Since User-Defined Variables are session-bound in MySQL there is also no need to worry about the variable @term causing side-effects in multi-user environments.
Solution 2:
I created two functions to solve the problem by renaming double used terms. One for renaming the SQL and one for renaming the bindings.
/**
* Changes double bindings to seperate ones appended with numbers in bindings array
* example: :term will become :term_1, :term_2, .. when used multiple times.
*
* @param string $pstrSql
* @param array $paBindings
* @return array
*/
private function prepareParamtersForMultipleBindings($pstrSql, array $paBindings = array())
{
foreach($paBindings as $lstrBinding => $lmValue)
{
// $lnTermCount= substr_count($pstrSql, ':'.$lstrBinding);
preg_match_all("/:".$lstrBinding."\b/", $pstrSql, $laMatches);
$lnTermCount= (isset($laMatches[0])) ? count($laMatches[0]) : 0;
if($lnTermCount > 1)
{
for($lnIndex = 1; $lnIndex <= $lnTermCount; $lnIndex++)
{
$paBindings[$lstrBinding.'_'.$lnIndex] = $lmValue;
}
unset($paBindings[$lstrBinding]);
}
}
return $paBindings;
}
/**
* Changes double bindings to seperate ones appended with numbers in SQL string
* example: :term will become :term_1, :term_2, .. when used multiple times.
*
* @param string $pstrSql
* @param array $paBindings
* @return string
*/
private function prepareSqlForMultipleBindings($pstrSql, array $paBindings = array())
{
foreach($paBindings as $lstrBinding => $lmValue)
{
// $lnTermCount= substr_count($pstrSql, ':'.$lstrBinding);
preg_match_all("/:".$lstrBinding."\b/", $pstrSql, $laMatches);
$lnTermCount= (isset($laMatches[0])) ? count($laMatches[0]) : 0;
if($lnTermCount > 1)
{
$lnCount= 0;
$pstrSql= preg_replace_callback('(:'.$lstrBinding.'\b)', function($paMatches) use (&$lnCount) {
$lnCount++;
return sprintf("%s_%d", $paMatches[0], $lnCount);
} , $pstrSql, $lnLimit = -1, $lnCount);
}
}
return $pstrSql;
}
Example of usage:
$lstrSqlQuery= $this->prepareSqlForMultipleBindings($pstrSqlQuery, $paParameters);
$laParameters= $this->prepareParamtersForMultipleBindings($pstrSqlQuery, $paParameters);
$this->prepare($lstrSqlQuery)->execute($laParameters);
Explanation about the variable naming:
p: parameter, l: local in function
str: string, n: numeric, a: array, m: mixed
Solution 3:
I don't know if it's changed since the question was posted, but checking the manual now, it says:
You cannot use a named parameter marker of the same name more than once in a prepared statement, unless emulation mode is on.
http://php.net/manual/en/pdo.prepare.php -- (Emphasis mine.)
So, technically, allowing emulated prepares by using $PDO_obj->setAttribute( PDO::ATTR_EMULATE_PREPARES, true ); will work too; though it may not be a good idea (as discussed in this answer, turning off emulated prepared statements is one way to protect from certain injection attacks; though some have written to the contrary that it makes no difference to security whether prepares are emulated or not. (I don't know, but I don't think that the latter had the former-mentioned attack in mind.)

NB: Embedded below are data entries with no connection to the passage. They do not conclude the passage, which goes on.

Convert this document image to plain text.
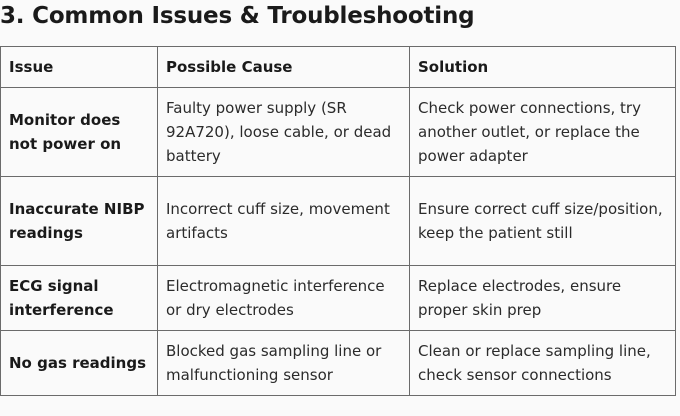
3. Common Issues & Troubleshooting
Issue	Possible Cause	Solution
Monitor does not power on	Faulty power supply (SR 92A720), loose cable, or dead battery	Check power connections, try another outlet, or replace the power adapter
Inaccurate NIBP readings	Incorrect cuff size, movement artifacts	Ensure correct cuff size/position, keep the patient still
ECG signal interference	Electromagnetic interference or dry electrodes	Replace electrodes, ensure proper skin prep
No gas readings	Blocked gas sampling line or malfunctioning sensor	Clean or replace sampling line, check sensor connections
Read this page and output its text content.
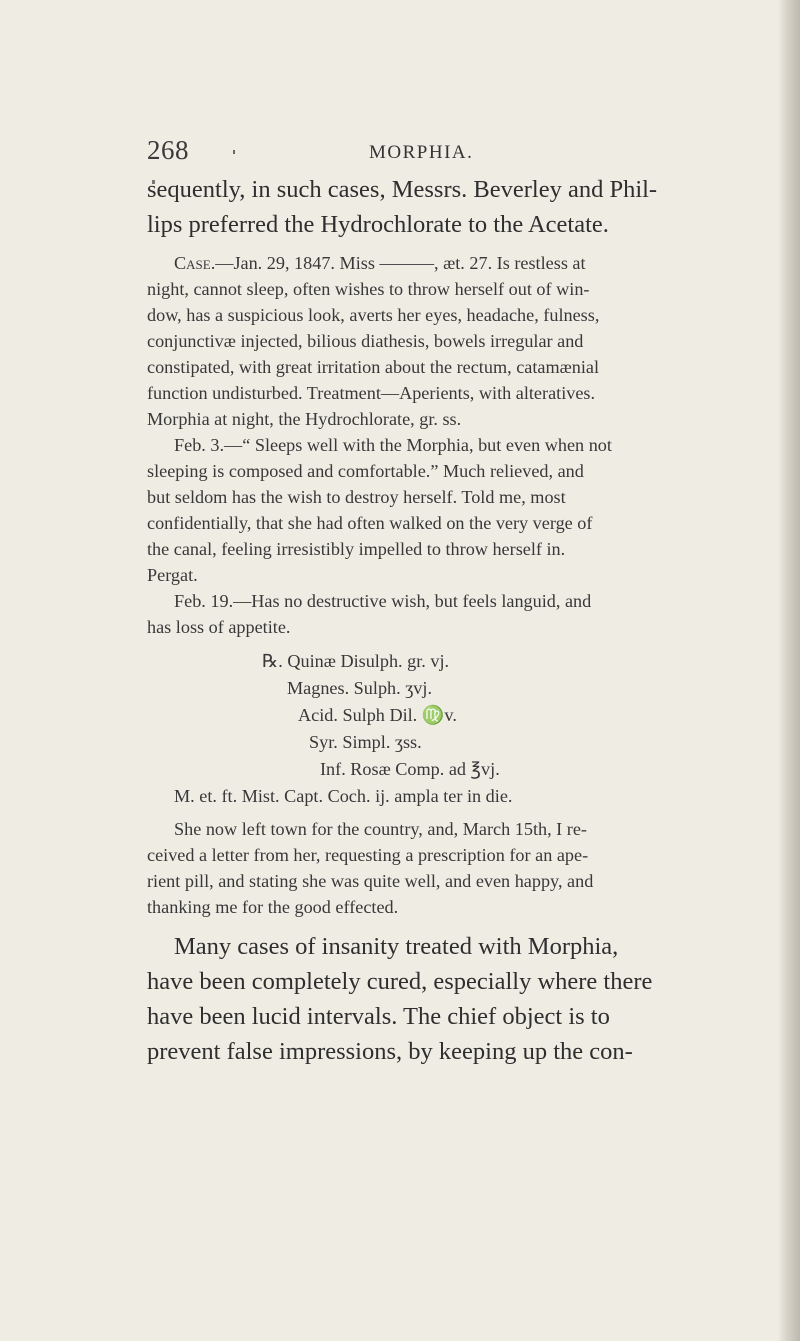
268	MORPHIA.

sequently, in such cases, Messrs. Beverley and Phil-
lips preferred the Hydrochlorate to the Acetate.

Case.—Jan. 29, 1847. Miss ———, æt. 27. Is restless at
night, cannot sleep, often wishes to throw herself out of win-
dow, has a suspicious look, averts her eyes, headache, fulness,
conjunctivæ injected, bilious diathesis, bowels irregular and
constipated, with great irritation about the rectum, catamænial
function undisturbed. Treatment—Aperients, with alteratives.
Morphia at night, the Hydrochlorate, gr. ss.

Feb. 3.—“ Sleeps well with the Morphia, but even when not
sleeping is composed and comfortable.” Much relieved, and
but seldom has the wish to destroy herself. Told me, most
confidentially, that she had often walked on the very verge of
the canal, feeling irresistibly impelled to throw herself in.
Pergat.

Feb. 19.—Has no destructive wish, but feels languid, and
has loss of appetite.

℞. Quinæ Disulph. gr. vj.
Magnes. Sulph. ʒvj.
Acid. Sulph Dil. ♍v.
Syr. Simpl. ʒss.
Inf. Rosæ Comp. ad ℥vj.
M. et. ft. Mist. Capt. Coch. ij. ampla ter in die.

She now left town for the country, and, March 15th, I re-
ceived a letter from her, requesting a prescription for an ape-
rient pill, and stating she was quite well, and even happy, and
thanking me for the good effected.

Many cases of insanity treated with Morphia,
have been completely cured, especially where there
have been lucid intervals. The chief object is to
prevent false impressions, by keeping up the con-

I'm adding this answer for the sake of completeness; as I turned emulate_prepares off on the site I'm working on, and it caused search to break, as it was using a similar query (SELECT ... FROM tbl WHERE (Field1 LIKE :term OR Field2 LIKE :term) ...), and it was working fine, until I explicitly set PDO::ATTR_EMULATE_PREPARES to false, then it started failing.
(PHP 5.4.38, MySQL 5.1.73 FWIW)
This question is what tipped me off that you can't use a named parameter twice in the same query (which seems counterintuitive to me, but oh well). (Somehow I missed that in the manual even though I looked at that page many times.)